Walking doesn’t always get the respect it deserves. Here are some of the unsung benefits that will motivate you to lace up your shoes.
With so many workout options, it might seem like the simple act of walking is bit ho-hum, or even less effective than other types of exercise.
But science and medical experts say otherwise.
Lacing up for a brisk daily walk has been shown to benefit every part of your body, says strength and conditioning coach Rocky Snyder, C.S.C.S., author of the strength-training guide Return to Center.
According to the Mayo Clinic and the American Heart Association (AHA), regular walking helps older adults lower blood pressure and prevent such conditions as:
Heart disease
Stroke
Cancer
Type 2 diabetes
One 2020 Scientific Reports study even found that a daily walk reduced pneumonia-related risks in older adults. This is because walking also helps strengthen and support your lungs.
And researchers in a 2022 Journal of Neuroscience study found that people in their 80s who walked regularly maintained vital immune cells. These cells helped them hang onto memory and processing skills, reducing the risk of dementia.
Plus, it’s low impact, which means it has a lower risk of injury than other workouts.
No wonder the AHA says walking is the most popular form of exercise!
Clearly, there’s no debate about whether walking is good for you.
But if you’re still lacking the motivation to head out, consider tapping into walking’s other superpowers. We talked to top fitness experts to learn their favorite reasons to go for a walk that have nothing to do with your heart health.
Feel free to make these reasons your own!
Reason # 1: You Will Be in a Better Mood
Walking boosts your physical and mental health at the same time. People who exercise generally have lower rates of anxiety and depression than those who are more sedentary, according to the American Psychological Association (APA).
“Walking has been shown to improve a person’s mood by producing serotonin,” Snyder says. “That is the key hormone in stabilizing our mood and making us feel happy.”
And it doesn’t take long to reap these benefits. One 2021 study on older adults found that just six minutes of walking for three days in a row resulted in major boosts in energy and mood. A short walk also reduced tension and fatigue. The findings were published in the Journal of Geriatric Physical Therapy.
If you speed up your pace, your mood could get even better. Research on nearly 5,000 adults over age 65 found that those who walked at a brisk pace had better mental health than those who did light leisure walking. The 2021 study was published in Gerontology and Geriatric Medicine.
Once you’re walking regularly, it’s likely you’ll start to feel calmer, happier, more energetic, and more focused, says Snyder.
Reason #2: You Might Have that Genius Idea
Walking is a great way to boost your imagination, says Mike Matthews, C.P.T., author of The Little Black Book of Workout Motivation.
In one study published by the APA, a team of Stanford University researchers found that walking can boost creativity by 60 percent. For the study, researchers asked 176 adults to think of new uses for everyday objects. Those who were walking gave more creative responses than those who were sitting. And that creative spark lasted for a period after the walk ended.
Walking indoors and outdoors boosted creativity about the same amount, leading researchers to believe walking itself — not where you walk — is what matters.

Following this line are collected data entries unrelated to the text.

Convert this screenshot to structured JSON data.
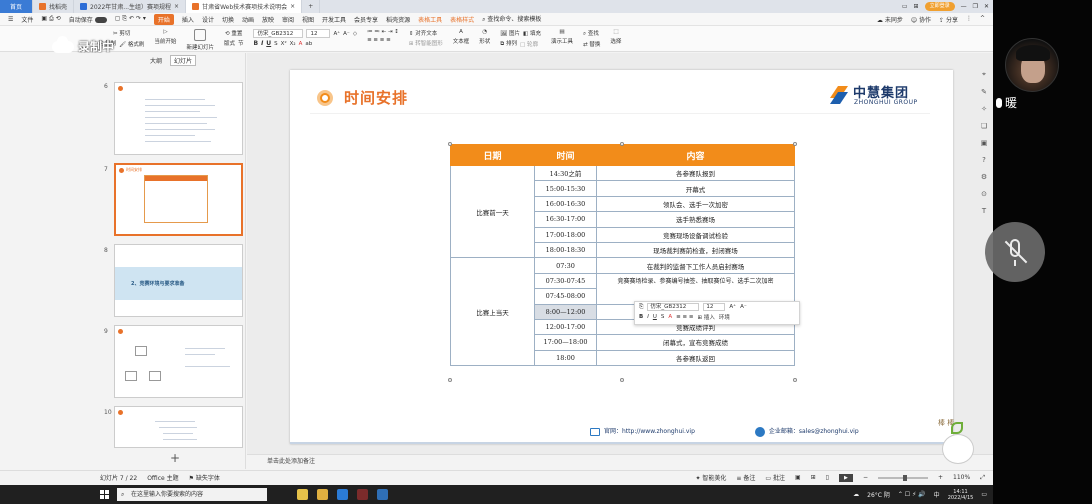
{
  "titlebar": {
    "tabs": [
      {
        "label": "首页",
        "kind": "home"
      },
      {
        "label": "找稻壳",
        "kind": "normal"
      },
      {
        "label": "2022年甘肃...生组）赛项规程",
        "kind": "normal"
      },
      {
        "label": "甘肃省Web技术赛项技术说明会",
        "kind": "active"
      }
    ],
    "login": "立即登录"
  },
  "menubar": {
    "file": "文件",
    "autosave": "自动保存",
    "items": [
      "开始",
      "插入",
      "设计",
      "切换",
      "动画",
      "放映",
      "审阅",
      "视图",
      "开发工具",
      "会员专享",
      "稻壳资源"
    ],
    "tool_tabs": [
      "表格工具",
      "表格样式"
    ],
    "search": "查找命令、搜索模板",
    "right": [
      "未同步",
      "协作",
      "分享"
    ]
  },
  "ribbon": {
    "groups": [
      "剪切",
      "复制",
      "格式刷",
      "当前开始",
      "新建幻灯片",
      "版式",
      "节",
      "重置"
    ],
    "font_name": "仿宋_GB2312",
    "font_size": "12",
    "text_format": "文本框",
    "shape": "形状",
    "arrange": "排列",
    "find": "查找",
    "replace": "替换",
    "select": "选择",
    "presentation_tools": "演示工具",
    "picture": "图片",
    "fill": "填充",
    "text_tools": "文字工具",
    "outline": "轮廓",
    "smart_graphics": "转智能图形",
    "align": "对齐文本"
  },
  "recording": {
    "label": "录制中"
  },
  "leftpanel": {
    "tabs": [
      "大纲",
      "幻灯片"
    ],
    "slides": [
      {
        "num": "6",
        "kind": "list"
      },
      {
        "num": "7",
        "kind": "table",
        "selected": true,
        "title": "时间安排"
      },
      {
        "num": "8",
        "kind": "section",
        "band_text": "2、竞赛环境与要求准备"
      },
      {
        "num": "9",
        "kind": "diagram"
      },
      {
        "num": "10",
        "kind": "list2"
      }
    ],
    "add": "+"
  },
  "slide": {
    "title": "时间安排",
    "logo_cn": "中慧集团",
    "logo_en": "ZHONGHUI GROUP",
    "table": {
      "headers": [
        "日期",
        "时间",
        "内容"
      ],
      "groups": [
        {
          "date": "比赛前一天",
          "rows": [
            {
              "time": "14:30之前",
              "content": "各参赛队报到"
            },
            {
              "time": "15:00-15:30",
              "content": "开幕式"
            },
            {
              "time": "16:00-16:30",
              "content": "领队会、选手一次加密"
            },
            {
              "time": "16:30-17:00",
              "content": "选手熟悉赛场"
            },
            {
              "time": "17:00-18:00",
              "content": "竞赛现场设备调试检验"
            },
            {
              "time": "18:00-18:30",
              "content": "现场裁判赛前检查，封闭赛场"
            }
          ]
        },
        {
          "date": "比赛上当天",
          "rows": [
            {
              "time": "07:30",
              "content": "在裁判的监督下工作人员启封赛场"
            },
            {
              "time": "07:30-07:45",
              "content": "竞赛赛场检录、参赛编号抽签、抽取赛位号、选手二次加密"
            },
            {
              "time": "07:45-08:00",
              "content": ""
            },
            {
              "time": "8:00—12:00",
              "content": "参赛选手完成竞赛任务、提交、封署和运行",
              "highlight": true
            },
            {
              "time": "12:00-17:00",
              "content": "竞赛成绩评判"
            },
            {
              "time": "17:00—18:00",
              "content": "闭幕式，宣布竞赛成绩"
            },
            {
              "time": "18:00",
              "content": "各参赛队返回"
            }
          ]
        }
      ]
    },
    "footer": {
      "website": "官网：http://www.zhonghui.vip",
      "email": "企业邮箱：sales@zhonghui.vip"
    }
  },
  "floatbar": {
    "font_name": "仿宋_GB2312",
    "font_size": "12",
    "insert": "插入",
    "ring": "环境"
  },
  "notes": {
    "placeholder": "单击此处添加备注"
  },
  "statusbar": {
    "slide_counter": "幻灯片 7 / 22",
    "theme": "Office 主题",
    "font_missing": "缺失字体",
    "smart_beautify": "智能美化",
    "notes": "备注",
    "comments": "批注",
    "zoom": "110%"
  },
  "taskbar": {
    "search_placeholder": "在这里输入你要搜索的内容",
    "weather": "26°C 阴",
    "ime": "中",
    "time": "14:11",
    "date": "2022/4/15"
  },
  "overlay": {
    "username": "暖",
    "sticker_text": "棒 棒"
  }
}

Being creative doesn’t just lead to awesome ideas. Creativity can also improve your physical and mental health, according to a report by the World Health Organization that looked at more than 3,000 studies on the topic. Research shows flexing your creative muscles can help prevent conditions such as dementia and depression.
Reason #3: It Could Be the Beginning of a Brand New Habit
It’s easy to say you’re going to start going to the gym. It’s tougher to get yourself to do it.
That’s where walking comes in, Matthews says. Sticking with one habit makes it easy to build upon later.
“Most people have at least a phone call or two to make every day,” Matthews says. “If you save them for a walk, it makes it easier to stack those habits.”
B.J. Fogg, a Stanford University researcher, dives into the psychology of habit-making in his 2020 book, Tiny Habits: The Small Changes That Change Everything. He writes that big behavioral changes generally aren’t sustainable: They require too much effort and motivation for people to keep up with them.
Instead, you should start with the basics. Walking is free, low-impact, and you’ve already been doing it your whole life. The AHA praises walking for being easy to stick with.
Walking is also easy to modify. For example, no one is telling you how far or how fast to go. You get to pick the speed, incline, intensity, and distance that feels right for you.
Whether you want to chase down a specific goal — like participating in a 5K— or simply want to become more physically active, building a walking habit is a great place to start. The benefits multiply the faster, farther and more frequently you walk, according to Mayo Clinic.
There’s nothing wrong with trying the latest workout trends, Matthews adds. After all, keeping exercise fresh can be motivating. But make sure you’re not overlooking one of the easiest, most accessible, and effective ways to improve your health.